C++ char8_t Keyword

The char8_t keyword in C++ represents an 8-bit data type introduced in C++20 for storing UTF-8 encoded characters. It provides a distinct type for handling UTF-8 strings, making code more readable and improving type safety when working with Unicode text. Unlike char, which could ambiguously represent text or binary data, char8_t is specifically designed for UTF-8 character encoding.

Strings using char8_t are prefixed with u8, and their type is const char8_t*.


Syntax

</>
Copy
char8_t variable_name = u8'character';
const char8_t* string_name = u8"string";
char8_t
The keyword for declaring a variable to store an 8-bit UTF-8 character.
variable_name
The name of the variable to store the UTF-8 character.
u8
A prefix used for UTF-8 encoded strings or characters.

Examples

Example 1: Declaring a UTF-8 Character

This example demonstrates how to declare a char8_t variable and print its value as a character and integer.

</>
Copy
#include <iostream>
using namespace std;

int main() {
    char8_t ch = u8'A'; // Declare a UTF-8 character
    cout << "Character: " << (char)ch << endl;
    cout << "ASCII Value: " << (int)ch << endl;
    return 0;
}

Output:

Character: A
ASCII Value: 65

Explanation:

  1. The char8_t variable ch is initialized with u8'A', representing a UTF-8 character.
  2. The character is cast to char for display in the first output line.
  3. The character is cast to int to print its ASCII value, which is 65.

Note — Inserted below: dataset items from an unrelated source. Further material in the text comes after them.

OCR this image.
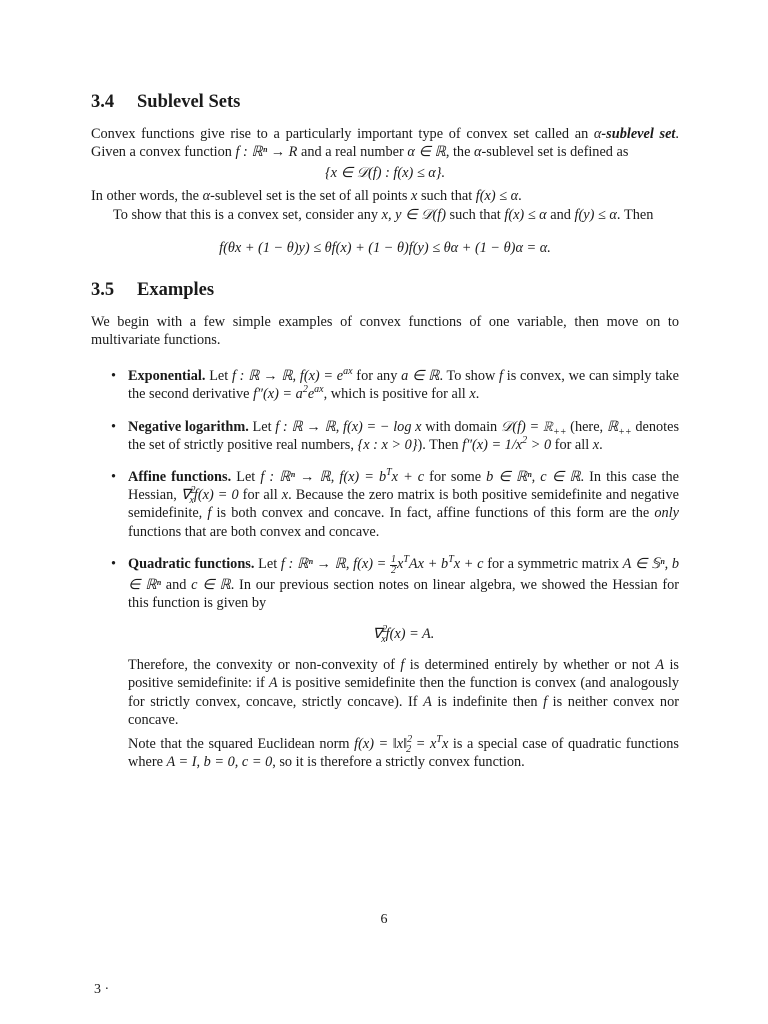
3.4 Sublevel Sets

Convex functions give rise to a particularly important type of convex set called an α-sublevel set. Given a convex function f : ℝⁿ → R and a real number α ∈ ℝ, the α-sublevel set is defined as

{x ∈ 𝒟(f) : f(x) ≤ α}.

In other words, the α-sublevel set is the set of all points x such that f(x) ≤ α.

To show that this is a convex set, consider any x, y ∈ 𝒟(f) such that f(x) ≤ α and f(y) ≤ α. Then

f(θx + (1 − θ)y) ≤ θf(x) + (1 − θ)f(y) ≤ θα + (1 − θ)α = α.

3.5 Examples

We begin with a few simple examples of convex functions of one variable, then move on to multivariate functions.

• Exponential. Let f : ℝ → ℝ, $f(x) = e^{ax}$ for any a ∈ ℝ. To show f is convex, we can simply take the second derivative $f''(x) = a^2e^{ax}$, which is positive for all x.
• Negative logarithm. Let f : ℝ → ℝ, f(x) = − log x with domain 𝒟(f) = ℝ$_{++}$ (here, ℝ$_{++}$ denotes the set of strictly positive real numbers, {x : x > 0}). Then $f''(x) = 1/x^2 > 0$ for all x.
• Affine functions. Let f : ℝⁿ → ℝ, $f(x) = b^Tx + c$ for some b ∈ ℝⁿ, c ∈ ℝ. In this case the Hessian, ∇$^2_x$f(x) = 0 for all x. Because the zero matrix is both positive semidefinite and negative semidefinite, f is both convex and concave. In fact, affine functions of this form are the only functions that are both convex and concave.
• Quadratic functions. Let f : ℝⁿ → ℝ, $f(x) = \frac{1}{2} x^TAx + b^Tx + c$ for a symmetric matrix A ∈ 𝕊ⁿ, b ∈ ℝⁿ and c ∈ ℝ. In our previous section notes on linear algebra, we showed the Hessian for this function is given by

∇$^2_x$f(x) = A.

Therefore, the convexity or non-convexity of f is determined entirely by whether or not A is positive semidefinite: if A is positive semidefinite then the function is convex (and analogously for strictly convex, concave, strictly concave). If A is indefinite then f is neither convex nor concave.

Note that the squared Euclidean norm f(x) = ‖x‖$^2_2$ = $x^Tx$ is a special case of quadratic functions where A = I, b = 0, c = 0, so it is therefore a strictly convex function.

6
3 ·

Example 2: Using a UTF-8 String

This example demonstrates how to declare and print a UTF-8 encoded string using char8_t.

</>
Copy
#include <iostream>
using namespace std;

int main() {
    const char8_t* message = u8"Hello, UTF-8!";
    cout << "Message: " << (const char*)message << endl;
    return 0;
}

Output:

Message: Hello, UTF-8!

Explanation:

  1. The string u8"Hello, UTF-8!" is a UTF-8 encoded string stored in a const char8_t* variable.
  2. The string is cast to const char* before printing, as cout does not directly support char8_t.
  3. The program prints the UTF-8 string as expected.

Example 3: UTF-8 with Non-ASCII Characters

This example shows how to use char8_t with UTF-8 encoded non-ASCII characters.

</>
Copy
#include <iostream>
#include <string>
using namespace std;

int main() {
    const char8_t* utf8Str = u8"こんにちは"; // "Hello" in Japanese
    cout << "UTF-8 String: " << (const char*)utf8Str << endl;
    return 0;
}

Output:

UTF-8 String: こんにちは

Explanation:

  1. The string u8"こんにちは" is UTF-8 encoded and stored in a const char8_t* variable.
  2. The string is cast to const char* for display, as cout does not natively support char8_t.
  3. The program prints the UTF-8 encoded string correctly, showing “こんにちは.”

Key Points about char8_t Keyword

  1. char8_t is an 8-bit data type introduced in C++20 for handling UTF-8 encoded characters.
  2. Strings using char8_t must be prefixed with u8.
  3. The char8_t type improves type safety when working with Unicode text.
  4. Direct output of char8_t variables requires explicit casting to char or const char* for compatibility with std::cout.
  5. Use char8_t when working with UTF-8 strings for better clarity and standards compliance in modern C++ programs.